According to a report, the Real Effective Exchange Rate (REER) of the rupee, with 2004-05 as the base year for a basket of the six currencies, is overvalued by 24.6 per cent and against 36 currencies, the overvaluation is 18.5 per cent. In some quarters, this          overvaluation is explained as a result of higher Indian productivity. But, the probable   explanation could be that in recent years, net inflows of foreign exchange on the capital account have more than met shortfalls on the current account, leading to accretion of forex reserves, and thus pushing up the rupee to high levels. 
One more theory doing the rounds is that rupee was valued at 71 against US dollar in 2013; it is again almost at the same level in September 2019. If we take annual average       inflation differential between India and USA during the period of last six years at 4% then Rupee is overvalued by 24%. The overvalued Rupee not only hits very hard to exporters but also to those who have deposited dollars in our country.
Reserve Bank of India in our country is playing its role very effectively while monitoring the exchange rate of Rupee. However, in view of the likely substantially increased inflow of foreign currency, it may have to even work very hard to safeguard the interest of     exporters by balancing the exchange rate in the market, even though today the same is determined by market forces of demand and supply. 

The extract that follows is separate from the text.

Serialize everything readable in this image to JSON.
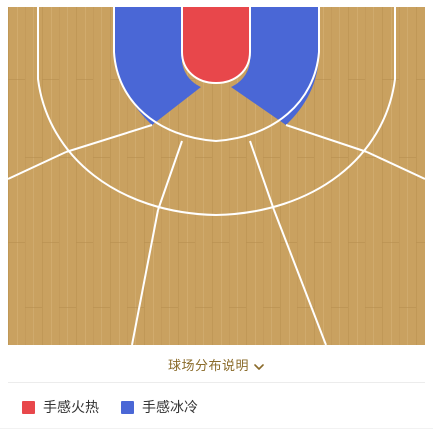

Domestic Use of Forex Reserves
It is also sometimes argued that the country should not increase its borrowings in foreign   currency when there is a build-up of foreign exchange reserves, since the return on      reserves is less than the cost of debt. But it must be noted that the level of reserves       satisfies the need for liquidity, offers insulation against unforeseen shocks and acts as a source of comfort to foreign investors. The essence of reserves management being safety and liquidity, all the investments made thereof are of highest credit quality and excellent liquidity and are usually short-term. Hence, the return on reserves and the cost of        borrowing are not strictly comparable, though they need to be considered relevant if a borrowing is meant merely to shore up the reserves.
The argument that after maintaining sufficient level of forex reserves by our country, the excess amount of forex reserves should be used in our own country with a view to       enhancing the flow of currency in the local market instead of investing the same in the international market at very low rate of interest, needs to be discussed in the country at length. After discussing pros and cons for using forex reserves (after maintaining         sufficient level)  in our own country, a policy may be framed, as these funds may work as a buffer for additional capital to be used for furthering the economic growth of India.